Exemples : le radiateur d'un moteur, une roue d'un véhicule de transport, la sonde d'un scanner constituent des pièces de rechange. Les vis et boulons d'un matériel médical constituent des pièces de sécurité.

7. Immobilisations incorporelles générées en interne

Les immobilisations incorporelles générées en interne sont des éléments incorporels créés et identifiés par la réalisation d'un projet défini et qui satisfont aux critères de comptabilisation des immobilisations incorporelles. Des immobilisations incorporelles générées en interne peuvent être mises en évidence par des activités telles que l'élaboration du procédé de fabrication d'un nouveau matériel ou la réalisation d'un nouveau logiciel.

Les différentes phases d'un projet

Un projet se compose des phases suivantes :

- une phase de recherche préalable qui comprend généralement l'acquisition de nouvelles connaissances, l'analyse des besoins, la définition des objectifs finaux, l'évaluation des différentes possibilités techniques, le choix de la solution et la détermination des moyens à mobiliser ;

- une phase de développement qui consiste généralement en l'utilisation des résultats de la phase de recherche préalable et d'autres moyens pour mettre en œuvre la solution choisie.

L'achèvement de la phase de développement d'un projet correspond à la production des derniers résultats prévus et précède la mise en service de l'immobilisation incorporelle.

Certains projets relèvent exclusivement d'une activité de recherche (acquisition de nouvelles connaissances, conception et évaluation de différentes solutions techniques, etc.). Si un projet commence directement au stade de la phase de développement, cette situation doit être explicite et préalable au commencement de la réalisation.

Conditions spécifiques de comptabilisation

Les dépenses encourues au cours de la phase de recherche préalable d'un projet doivent être comptabilisées en charges car, à ce stade, il n'est pas encore possible de démontrer l'existence d'une immobilisation incorporelle.

Si la phase de recherche et la phase de développement ne peuvent être distinguées, toutes les dépenses encourues au cours de la réalisation d'un projet sont comptabilisées en charges.

En revanche, une immobilisation incorporelle générée en interne, résultant de la phase de développement d'un projet, doit être comptabilisée s'il est possible de démontrer que les conditions suivantes sont remplies simultanément :

- le projet a de sérieuses chances de réussite technique, car on peut raisonnablement estimer que les objectifs fixés sont réalisables compte tenu des connaissances techniques existantes ;

- l'organisme a l'intention d'achever le projet et d'utiliser ses résultats ;

- l'organisme peut démontrer que la réalisation du projet générera des avantages économiques futurs ou un potentiel de services sur plusieurs exercices ;

- l'organisme a la capacité d'utiliser les résultats de la réalisation du projet ;

- l'organisme dispose des ressources (techniques, financières et autres) appropriées pour mener à son terme le projet ;

- l'organisme a la capacité d'évaluer de façon fiable les dépenses attribuables au projet au cours de la phase de développement.
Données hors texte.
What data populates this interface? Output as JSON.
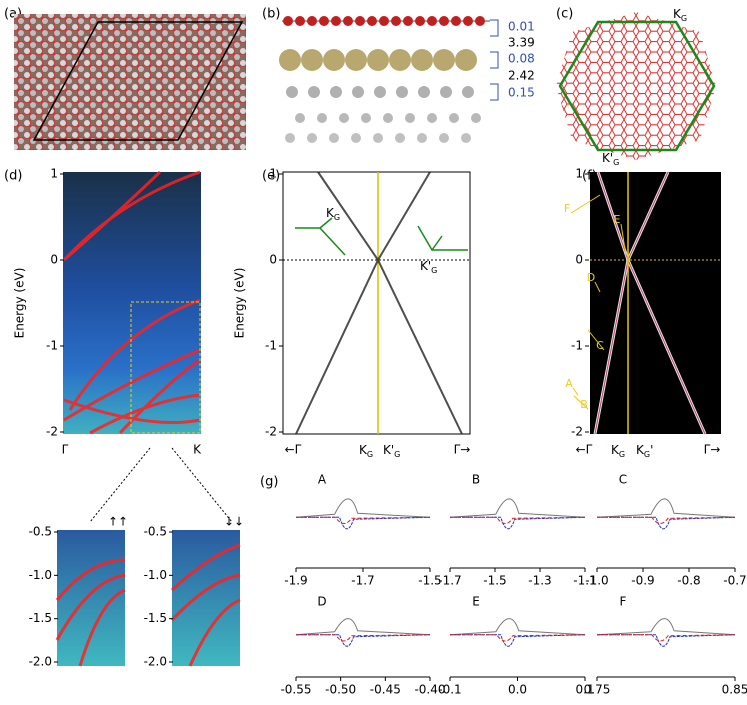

Tant qu'un projet n'est pas achevé, les dépenses encourues lors de la phase de développement sont comptabilisées en immobilisation incorporelle en cours.

Lorsqu'un projet est achevé, la totalité des dépenses encourues depuis le commencement de la phase de développement est transférée en immobilisation incorporelle en service. Pour ce projet, plus aucune dépense ne doit alors figurer en immobilisation incorporelle en cours.

Si, au cours de sa phase de développement, un projet s'avère irréalisable toutes les dépenses immobilisées doivent être comptabilisées en charges.

(4) Une comptabilisation de l'actif à parts égales peut intervenir si la convention le prévoit ainsi.